Reeds in de jaren 1959-1960 lijkt Van Severen zijn definitieve richting te hebben gevonden. Werken uit die periode bevatten alle thema’s die de kunstenaar gedurende de rest van zijn carrière zou uitwerken.
In 1959 verhuisde Van Severen naar Brugge waar hij les gaf aan het Hoger Rijksinstituut voor Technisch Onderwijs. Daar had hij contact met Luc Claus, en met de Raaklijn groep waartoe onder meer Gilbert Swimberghe, Herman Sabbe en Jaak Fontier behoren. Van Severens werk oogstte nationaal en internationaal veel lof. Mede door het tentoonstellen in belangrijke avant-garde galeries in binnen- en buitenland werd zijn reputatie als ‘coming man’ versterkt.
In 1966 werden twee tekeningen van de kunstenaar aangekocht door het Museum voor Schone Kunsten te Gent. De tweede helft van de jaren zestig zouden voor Van Severen een soort
loutering betekenen. Ze brachten erkenning voor het harde werk van de voorgaande jaren en een bevestiging van zijn belang binnen de Belgische en Europese moderne kunst. Hij werd uitgenodigd voor de Biënnale van Sao Paulo in 1967 en het jaar erop nam hij deel aan de Documenta IV.
In 1969 stopte Van Severen met het schilderen met olieverf: vanaf nu werkte hij uitsluitend met tempera en potlood op doek.
Van Severens werken op de Biënnale van Venetië in 1970 lijken de ‘klassieke’ periode van de kunstenaar in te luiden. De periodes van experimenteren waren voorbij, medium en thema’s waren gevonden. Van Severens verdere werk kon zich nu uitpuren, condenseren en concentreren. Hij bleef zoeken naar het verbeelden van de essentie in subtiele, quasi oneindige variaties. Vanaf 1976 verdween ook het onderscheid tussen schilderij en tekening: beide media worden evenwaardig.
Sinds 1971 vinden we Dan Van Severen terug in het Gentse.
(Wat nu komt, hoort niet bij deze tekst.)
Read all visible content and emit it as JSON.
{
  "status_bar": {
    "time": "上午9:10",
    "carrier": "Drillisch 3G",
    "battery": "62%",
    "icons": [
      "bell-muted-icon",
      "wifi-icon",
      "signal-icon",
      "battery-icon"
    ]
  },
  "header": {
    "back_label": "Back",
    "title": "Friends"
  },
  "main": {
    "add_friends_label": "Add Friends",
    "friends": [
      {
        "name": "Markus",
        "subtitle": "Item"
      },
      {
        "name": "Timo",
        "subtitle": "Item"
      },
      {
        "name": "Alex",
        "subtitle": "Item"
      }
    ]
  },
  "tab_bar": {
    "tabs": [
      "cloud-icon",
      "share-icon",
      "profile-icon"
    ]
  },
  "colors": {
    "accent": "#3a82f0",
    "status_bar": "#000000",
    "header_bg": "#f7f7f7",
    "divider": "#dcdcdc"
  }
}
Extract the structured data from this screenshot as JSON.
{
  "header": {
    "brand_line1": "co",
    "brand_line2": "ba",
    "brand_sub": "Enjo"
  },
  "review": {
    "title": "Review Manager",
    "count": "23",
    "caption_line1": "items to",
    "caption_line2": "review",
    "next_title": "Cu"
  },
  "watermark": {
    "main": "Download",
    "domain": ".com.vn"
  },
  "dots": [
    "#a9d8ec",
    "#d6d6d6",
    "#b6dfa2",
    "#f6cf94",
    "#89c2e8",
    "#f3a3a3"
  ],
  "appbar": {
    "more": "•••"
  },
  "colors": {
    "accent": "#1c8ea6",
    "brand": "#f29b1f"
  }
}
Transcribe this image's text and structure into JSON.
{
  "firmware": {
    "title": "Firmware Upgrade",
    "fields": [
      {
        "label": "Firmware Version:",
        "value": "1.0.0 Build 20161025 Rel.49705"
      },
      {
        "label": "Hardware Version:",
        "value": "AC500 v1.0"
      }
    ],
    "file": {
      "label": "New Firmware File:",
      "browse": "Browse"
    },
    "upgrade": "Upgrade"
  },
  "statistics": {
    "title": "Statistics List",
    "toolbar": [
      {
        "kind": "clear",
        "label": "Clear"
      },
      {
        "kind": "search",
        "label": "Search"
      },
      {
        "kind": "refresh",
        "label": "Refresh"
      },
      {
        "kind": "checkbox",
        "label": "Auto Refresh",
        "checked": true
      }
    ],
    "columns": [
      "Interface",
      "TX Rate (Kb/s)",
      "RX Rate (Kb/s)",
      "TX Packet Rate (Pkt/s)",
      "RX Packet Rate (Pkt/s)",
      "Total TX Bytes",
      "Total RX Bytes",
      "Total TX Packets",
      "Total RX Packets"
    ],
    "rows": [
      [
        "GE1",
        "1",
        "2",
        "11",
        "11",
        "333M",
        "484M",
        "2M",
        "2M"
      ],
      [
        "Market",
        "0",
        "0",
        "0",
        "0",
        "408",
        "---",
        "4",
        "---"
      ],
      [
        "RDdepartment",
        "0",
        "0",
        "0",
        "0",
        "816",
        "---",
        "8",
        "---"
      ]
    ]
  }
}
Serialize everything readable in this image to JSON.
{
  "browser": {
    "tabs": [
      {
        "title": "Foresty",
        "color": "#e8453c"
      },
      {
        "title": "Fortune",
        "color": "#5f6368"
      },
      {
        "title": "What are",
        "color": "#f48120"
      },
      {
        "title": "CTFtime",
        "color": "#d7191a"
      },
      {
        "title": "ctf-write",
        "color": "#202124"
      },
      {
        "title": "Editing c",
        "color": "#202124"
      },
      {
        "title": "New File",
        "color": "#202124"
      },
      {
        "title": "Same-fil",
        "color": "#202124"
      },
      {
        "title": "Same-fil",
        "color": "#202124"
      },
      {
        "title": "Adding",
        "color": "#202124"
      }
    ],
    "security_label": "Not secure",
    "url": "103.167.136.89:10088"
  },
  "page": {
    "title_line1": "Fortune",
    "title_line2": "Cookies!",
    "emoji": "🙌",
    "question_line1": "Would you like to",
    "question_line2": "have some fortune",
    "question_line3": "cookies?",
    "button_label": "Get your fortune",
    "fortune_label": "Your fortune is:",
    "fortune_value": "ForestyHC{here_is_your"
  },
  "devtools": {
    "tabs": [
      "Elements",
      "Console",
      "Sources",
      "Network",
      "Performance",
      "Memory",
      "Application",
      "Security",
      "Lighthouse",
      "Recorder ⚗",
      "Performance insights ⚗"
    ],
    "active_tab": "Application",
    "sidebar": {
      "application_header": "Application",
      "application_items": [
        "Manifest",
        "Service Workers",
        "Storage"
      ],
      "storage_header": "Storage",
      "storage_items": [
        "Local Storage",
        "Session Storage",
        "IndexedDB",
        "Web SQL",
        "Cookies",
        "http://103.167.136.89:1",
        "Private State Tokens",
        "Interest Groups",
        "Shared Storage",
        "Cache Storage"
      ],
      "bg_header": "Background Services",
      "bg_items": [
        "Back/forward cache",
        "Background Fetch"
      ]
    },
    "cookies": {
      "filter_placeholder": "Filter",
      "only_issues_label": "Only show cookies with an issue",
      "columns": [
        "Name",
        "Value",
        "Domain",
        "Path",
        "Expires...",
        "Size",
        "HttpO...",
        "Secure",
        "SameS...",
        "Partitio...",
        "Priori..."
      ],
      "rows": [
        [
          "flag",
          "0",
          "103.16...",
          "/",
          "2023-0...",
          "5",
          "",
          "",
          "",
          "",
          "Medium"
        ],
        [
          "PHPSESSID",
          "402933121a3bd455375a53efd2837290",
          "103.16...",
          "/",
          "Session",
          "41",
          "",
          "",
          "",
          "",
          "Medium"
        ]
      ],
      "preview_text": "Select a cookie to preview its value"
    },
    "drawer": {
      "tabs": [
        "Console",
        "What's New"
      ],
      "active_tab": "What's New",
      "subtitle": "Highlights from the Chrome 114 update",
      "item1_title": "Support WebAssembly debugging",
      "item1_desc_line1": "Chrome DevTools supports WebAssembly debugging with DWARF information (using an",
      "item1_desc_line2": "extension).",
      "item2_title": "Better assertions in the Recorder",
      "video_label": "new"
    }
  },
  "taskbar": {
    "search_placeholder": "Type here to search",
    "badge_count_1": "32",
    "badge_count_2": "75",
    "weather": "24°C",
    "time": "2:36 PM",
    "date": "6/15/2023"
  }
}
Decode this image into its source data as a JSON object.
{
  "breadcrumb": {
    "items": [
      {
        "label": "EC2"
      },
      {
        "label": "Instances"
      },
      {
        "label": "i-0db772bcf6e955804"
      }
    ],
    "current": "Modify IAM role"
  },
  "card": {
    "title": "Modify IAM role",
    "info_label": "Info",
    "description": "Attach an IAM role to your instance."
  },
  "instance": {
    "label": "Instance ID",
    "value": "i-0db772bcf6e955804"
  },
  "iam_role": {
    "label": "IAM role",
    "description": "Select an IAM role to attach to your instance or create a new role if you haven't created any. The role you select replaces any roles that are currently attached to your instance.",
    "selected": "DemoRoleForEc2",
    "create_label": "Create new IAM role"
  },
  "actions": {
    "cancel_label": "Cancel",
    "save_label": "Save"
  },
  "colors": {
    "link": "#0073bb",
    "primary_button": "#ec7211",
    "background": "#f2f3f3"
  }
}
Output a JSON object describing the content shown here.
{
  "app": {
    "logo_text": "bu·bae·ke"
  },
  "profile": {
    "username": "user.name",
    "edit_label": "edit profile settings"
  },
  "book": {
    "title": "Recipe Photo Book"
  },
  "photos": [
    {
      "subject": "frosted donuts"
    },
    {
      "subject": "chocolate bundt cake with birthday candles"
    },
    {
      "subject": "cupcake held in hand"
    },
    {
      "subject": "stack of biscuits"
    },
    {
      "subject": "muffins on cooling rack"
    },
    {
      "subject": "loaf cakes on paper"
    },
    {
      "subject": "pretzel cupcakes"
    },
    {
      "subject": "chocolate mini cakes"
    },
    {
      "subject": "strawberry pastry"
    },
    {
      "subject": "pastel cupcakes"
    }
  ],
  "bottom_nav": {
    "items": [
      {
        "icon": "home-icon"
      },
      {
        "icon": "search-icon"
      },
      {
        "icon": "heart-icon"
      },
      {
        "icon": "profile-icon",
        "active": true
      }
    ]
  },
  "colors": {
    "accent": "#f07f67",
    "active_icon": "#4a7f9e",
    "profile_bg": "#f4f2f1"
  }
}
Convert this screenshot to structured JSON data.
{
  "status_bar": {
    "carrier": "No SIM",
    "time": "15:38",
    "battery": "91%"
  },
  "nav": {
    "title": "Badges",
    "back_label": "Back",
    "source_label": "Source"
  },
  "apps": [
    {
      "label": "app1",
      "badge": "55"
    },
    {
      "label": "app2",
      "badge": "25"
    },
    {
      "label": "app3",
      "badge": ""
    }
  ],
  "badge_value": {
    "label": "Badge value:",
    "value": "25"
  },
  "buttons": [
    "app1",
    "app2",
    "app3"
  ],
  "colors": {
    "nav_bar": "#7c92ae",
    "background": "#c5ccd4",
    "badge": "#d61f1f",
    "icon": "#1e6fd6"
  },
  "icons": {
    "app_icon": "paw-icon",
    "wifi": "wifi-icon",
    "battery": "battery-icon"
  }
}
Hij betrok er verschillende ateliers om zich uiteindelijk in de de stad zelf te vestigen. Les geven werd ook een belangrijk deel van zijn leven: tot 1992 zou hij doceren aan het Gentse Sint-Lucasinstituut in de afdeling schilderkunst. Hij legde er de klemtoon op de basisprincipes van de schilderkunst: hoe een onderwerp te bekijken en te analyseren en hoe het resultaat van de actie van het begrijpend kijken te vertalen naar een tweedimensioneel vlak.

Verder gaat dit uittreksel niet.